Given a probability space $(\Omega, \mathsf{A}, \mu)$, let
$\mathsf{A}_1, \mathsf{A}_2, \ldots$ be a filtration of
$\sigma$-subalgebras of $\mathsf{A}$ and let $\mathsf{E}_1,
\mathsf{E}_2, \ldots$ denote the corresponding family of conditional
expectations.
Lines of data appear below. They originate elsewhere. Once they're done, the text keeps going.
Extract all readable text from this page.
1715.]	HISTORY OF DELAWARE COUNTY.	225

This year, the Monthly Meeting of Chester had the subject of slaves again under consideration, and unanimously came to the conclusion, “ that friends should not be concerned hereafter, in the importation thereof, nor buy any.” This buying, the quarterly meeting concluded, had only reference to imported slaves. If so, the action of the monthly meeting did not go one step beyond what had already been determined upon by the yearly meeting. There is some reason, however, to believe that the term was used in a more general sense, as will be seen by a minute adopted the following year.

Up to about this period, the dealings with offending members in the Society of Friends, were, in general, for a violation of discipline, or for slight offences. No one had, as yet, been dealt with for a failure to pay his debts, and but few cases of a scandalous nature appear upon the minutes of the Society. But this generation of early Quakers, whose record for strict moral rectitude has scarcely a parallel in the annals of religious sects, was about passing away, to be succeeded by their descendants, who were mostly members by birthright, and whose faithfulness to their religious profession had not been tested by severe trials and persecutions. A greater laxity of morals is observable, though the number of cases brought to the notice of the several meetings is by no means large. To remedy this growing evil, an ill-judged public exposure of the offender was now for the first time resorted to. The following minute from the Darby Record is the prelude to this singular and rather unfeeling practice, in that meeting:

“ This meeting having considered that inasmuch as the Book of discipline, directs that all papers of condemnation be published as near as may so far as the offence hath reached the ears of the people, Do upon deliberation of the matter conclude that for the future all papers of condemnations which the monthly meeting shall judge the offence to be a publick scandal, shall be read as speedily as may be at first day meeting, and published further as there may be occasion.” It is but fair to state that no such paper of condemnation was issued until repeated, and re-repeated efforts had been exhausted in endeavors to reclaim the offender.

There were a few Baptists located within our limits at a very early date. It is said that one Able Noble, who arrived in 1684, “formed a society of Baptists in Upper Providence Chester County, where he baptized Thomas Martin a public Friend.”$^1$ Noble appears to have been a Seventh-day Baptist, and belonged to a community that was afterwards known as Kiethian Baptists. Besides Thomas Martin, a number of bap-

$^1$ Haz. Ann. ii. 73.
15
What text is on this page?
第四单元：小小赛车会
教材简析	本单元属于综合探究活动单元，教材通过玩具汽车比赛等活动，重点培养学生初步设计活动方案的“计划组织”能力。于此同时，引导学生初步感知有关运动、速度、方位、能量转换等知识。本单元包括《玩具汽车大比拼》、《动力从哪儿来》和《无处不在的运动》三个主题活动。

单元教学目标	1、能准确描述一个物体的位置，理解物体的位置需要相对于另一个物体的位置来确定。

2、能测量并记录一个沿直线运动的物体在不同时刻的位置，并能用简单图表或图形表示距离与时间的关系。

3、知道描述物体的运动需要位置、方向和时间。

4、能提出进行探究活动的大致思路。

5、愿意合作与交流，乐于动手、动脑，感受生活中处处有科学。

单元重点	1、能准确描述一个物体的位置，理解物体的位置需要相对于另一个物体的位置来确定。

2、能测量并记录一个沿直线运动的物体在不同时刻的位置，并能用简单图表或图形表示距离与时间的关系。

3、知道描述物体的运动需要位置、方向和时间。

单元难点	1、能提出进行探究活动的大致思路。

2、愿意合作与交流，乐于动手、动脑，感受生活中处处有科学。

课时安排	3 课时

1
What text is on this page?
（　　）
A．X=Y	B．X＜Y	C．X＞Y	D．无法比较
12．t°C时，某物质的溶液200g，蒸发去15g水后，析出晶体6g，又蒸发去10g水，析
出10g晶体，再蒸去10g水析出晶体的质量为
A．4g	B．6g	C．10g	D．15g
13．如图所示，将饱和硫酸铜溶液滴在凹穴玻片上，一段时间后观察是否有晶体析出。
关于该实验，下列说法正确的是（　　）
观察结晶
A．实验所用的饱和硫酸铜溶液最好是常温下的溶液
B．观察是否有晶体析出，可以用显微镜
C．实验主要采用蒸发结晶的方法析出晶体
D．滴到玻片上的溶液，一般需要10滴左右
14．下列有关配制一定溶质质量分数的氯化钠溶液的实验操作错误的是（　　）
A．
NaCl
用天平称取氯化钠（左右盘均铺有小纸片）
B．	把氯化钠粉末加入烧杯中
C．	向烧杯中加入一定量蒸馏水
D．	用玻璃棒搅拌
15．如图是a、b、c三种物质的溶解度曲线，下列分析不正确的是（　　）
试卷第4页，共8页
Given a martingale $f = (f_1, f_2, \ldots)$ adapted to
this filtration and bounded in $L_p(\Omega)$ for some $2 \le p < \infty$,
Burkholder's inequality claims that
$$
\|f\|_p \sim_{\mathrm{c}_p} \Big\| \Big(
\sum_{k=1}^\infty \mathsf{E}_{k-1}(|df_k|^2) \Big)^\frac12 \Big\|_p
+ \Big( \sum_{k=1}^\infty \|df_k\|_p^p \Big)^\frac1p.
$$
Motivated by quantum probability, Junge and Xu recently extended this result to
the range $1 < p < 2$. In this paper we study
Burkholder's inequality for $p=1$, for which the techniques must be
different. Quite surprisingly, we obtain two non-equivalent
estimates which play the role of the weak type $(1,1)$ analog of
Burkholder's inequality. As application we obtain new properties of
Davis decomposition for martingales.